Sonuç olarak bu site vasıtasıyla bir oda kiraladık. Uçağımız, Barselona’nın üzerinde dolaşan kara yağmur bulutları yüzünden 45 tur attıktan sonra 25 dakika rötarla havaalanına indiğinde saat 21’e geliyordu. Güç bela koştura koştura 21:08 trenine yetiştik. Ancak Sitges’e gitmemiz için iki durak sonra tren değiştirmemiz gerekiyordu. Tabii ki ilk treni her ne kadar doğru vakitte yakalamış olsak da rötar yapıverdi (yaklaşık 15 dakika) ve böylelikle ikinci treni kaçırdık. Yaklaşık olarak yarım saat 45 dakika aktarma yapacağımız durakta mahsur kaldıktan ve iki peron arasında mekik dokuduktan sonra (çünkü her 5 dakikada bir bineceğimiz peron değişiyordu). Sonunda Sitges’e varıp ev sahibini çalıştığı barda bulup, odayamıza yerleşene kadar saat 23:30 olmuştu. Doğal olarak ne yemek yiyebildik ne başka birşey aynen kafayı koyup uyumuşuz.


Ertesi gün ilk iş plaja gittik ve tabii ki kara bulutlarla karşılaştık.
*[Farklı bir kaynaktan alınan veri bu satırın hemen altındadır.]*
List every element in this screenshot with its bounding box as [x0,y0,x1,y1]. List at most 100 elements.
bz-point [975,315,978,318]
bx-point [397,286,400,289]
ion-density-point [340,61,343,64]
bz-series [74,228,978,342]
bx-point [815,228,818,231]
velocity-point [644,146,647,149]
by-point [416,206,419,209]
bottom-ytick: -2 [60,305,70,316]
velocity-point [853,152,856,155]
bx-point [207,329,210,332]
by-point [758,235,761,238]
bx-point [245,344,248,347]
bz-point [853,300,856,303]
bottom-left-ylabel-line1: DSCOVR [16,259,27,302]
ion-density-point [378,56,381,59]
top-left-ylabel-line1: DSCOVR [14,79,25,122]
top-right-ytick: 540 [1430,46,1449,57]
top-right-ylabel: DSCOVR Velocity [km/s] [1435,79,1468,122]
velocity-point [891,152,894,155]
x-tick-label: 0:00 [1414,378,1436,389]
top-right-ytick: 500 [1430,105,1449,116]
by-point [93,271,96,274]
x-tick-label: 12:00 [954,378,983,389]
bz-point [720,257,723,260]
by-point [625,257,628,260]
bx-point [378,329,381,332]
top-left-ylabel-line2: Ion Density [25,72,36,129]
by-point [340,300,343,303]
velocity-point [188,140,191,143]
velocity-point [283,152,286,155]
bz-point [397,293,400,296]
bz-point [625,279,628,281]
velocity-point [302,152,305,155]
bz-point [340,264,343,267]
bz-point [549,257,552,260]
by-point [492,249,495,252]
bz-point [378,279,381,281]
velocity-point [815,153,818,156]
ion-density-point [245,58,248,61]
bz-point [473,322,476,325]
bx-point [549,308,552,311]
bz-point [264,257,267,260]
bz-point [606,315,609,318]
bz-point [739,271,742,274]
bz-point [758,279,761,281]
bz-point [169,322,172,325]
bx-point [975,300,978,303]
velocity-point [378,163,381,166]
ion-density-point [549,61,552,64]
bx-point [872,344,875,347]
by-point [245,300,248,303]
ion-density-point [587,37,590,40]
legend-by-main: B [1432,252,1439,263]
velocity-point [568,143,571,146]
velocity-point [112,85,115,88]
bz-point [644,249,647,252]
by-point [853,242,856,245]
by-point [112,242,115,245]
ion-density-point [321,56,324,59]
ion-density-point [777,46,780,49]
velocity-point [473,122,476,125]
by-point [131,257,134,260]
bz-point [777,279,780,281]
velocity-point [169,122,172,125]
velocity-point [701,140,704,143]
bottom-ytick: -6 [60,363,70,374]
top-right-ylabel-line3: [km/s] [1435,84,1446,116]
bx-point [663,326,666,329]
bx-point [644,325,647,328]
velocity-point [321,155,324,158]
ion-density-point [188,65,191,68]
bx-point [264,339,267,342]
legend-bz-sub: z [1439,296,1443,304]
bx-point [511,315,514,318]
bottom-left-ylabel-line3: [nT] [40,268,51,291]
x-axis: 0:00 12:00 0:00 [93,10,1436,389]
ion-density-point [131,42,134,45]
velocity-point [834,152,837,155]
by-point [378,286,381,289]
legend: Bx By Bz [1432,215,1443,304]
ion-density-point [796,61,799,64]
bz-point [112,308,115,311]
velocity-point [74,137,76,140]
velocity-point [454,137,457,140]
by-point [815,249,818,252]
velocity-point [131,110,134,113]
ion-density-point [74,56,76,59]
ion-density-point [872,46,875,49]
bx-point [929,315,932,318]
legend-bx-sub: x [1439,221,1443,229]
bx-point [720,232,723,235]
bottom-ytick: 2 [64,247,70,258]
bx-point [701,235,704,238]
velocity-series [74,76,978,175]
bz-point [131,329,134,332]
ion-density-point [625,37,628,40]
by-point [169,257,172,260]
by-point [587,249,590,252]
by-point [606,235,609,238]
Sağolsun bir gün önceden kalma yağmur bulutları hâlâ hafif hafif etkilerini gösteriyorlardı. 




Bu hava koşullarında denize girmenin pek keyifli olmayacağına kanaat getirdikten sonra ilk günümüzü şehri keşfetmeye ve fotoğraf çekmeye adadık. Bu arada söylemeden geçemeyeceğim, ilk defa denize kıyısı olan bir yerde martı göremedim. Hemen yanı başındaki Barselona'da pek çok martı varken burada olmaması ilginç geldi. Ancak palmiye ve hurma ağaçları ciyak ciyak bağıran yemyeşil papağanlara evsahipliği yapıyordu orası ayrı :)


Dilerseniz deniz bisikleti de var, ancak dalgalı denizde ne kadar eğlenceli olur bilemiyorum.


Dediğim gibi Sitges oldukça küçük bir belde ve aslında plaja gitmek dışında yapabileceğiniz pek bir aktivite yok. Belki arabanız varsa çevredeki küçük koylara gitmeyi deneyebilirsiniz. Ya da yakınlardaki doğal parkı ziyaret edebilirsiniz, ancak pek büyük bir alan olmaması lazım.

Gelelim benim size önereceklerime:

Elbette gözünüze çarpacak ilk yapı şehrin kilisesi. Sant Bartomeu Kilisesi hemen deniz kıyısında, içini gezmedik ancak dışarıdan güzel kareler sundu bize. 


Kiliseden kumsallara doğru bakış
Akdeniz'e bakan her yüksek tepenin vaz geçilmezi, toplar...
Museu Maricel, hemen kiliseye bitişik bulunan çok hoş bir bina. İçerisi de seramik vs. işleriyle süslüymüş diye gördüm. ‘Diye gördüm’ diyorum çünkü içini gezemedik. İlk gün biraz kuyruk olduğundan sonra gireriz dedik. Diğer günler de açık bulamadık ya da biz plajdayken açılıyordu büyük ihtimalle. Salıdan cumartesine kadar 9:00 - 14:00 / 15:30 - 19:00 saatleri arasında açık gözüküyor internet sitesine göre.


Casa Bartomeu Carbonell, ya da saatli bina. Gaudi eserlerini andıran bu saatli binayı şehrin merkezinden geçerken fark etmemek imkansız. Ancak gezilip gezilemediğinden emin değilim. 


Sonunda zamanımızı sabah dolaşıp, öğlen siesta yapıp (ki bu nokta İspanya’da gerçekten çok önemli. İstemesiniz bile sıcak yüzünden otomatik olarak siesta yapıyorsunuz, kısacası bayılıyorsunuz), öğleden sonra 3 gibi de denize giderek geçirdik. 

Balkonları altı bile desenli...
Daracık fakat sevimli sokaklar :)
Tren istasyonuna oldukça yakın olan bu kilisenin ismini bilmiyorum ama özellikle gece vakti ışıklandırıldığında pek şirin gözüküyordu, ne yazık ki gece fotoğraflayamadım
Sokak isimleri ve kapı numaraları seramiklere yazılı
Oldukça keyifli ve sakin 4 gün geçirmiş olduk. Her ne kadar deniz yüzmek için pek ideal olmasa da sizi rahatlatmaya yetecektir (oldukça dalgalı, zaten kimsenin yüzdüğü yok herkes dalgaların üzerinde atlayıp zıplıyor; yalnız merak etmeyin saat 19:30’a kadar cankurtaranlar turlayıp duruyor, plajdaki durumu gösteren bayrakları da kontrol etmeyi unutmayın tabii).

İyi eğlenceler :)

NOT: Barselona - Sitges arası tren saatlerini bu adresten öğrenebilirsiniz. RENFE (İspanyol demiryolları)’nin sitesinden bulmak biraz zor oluyor.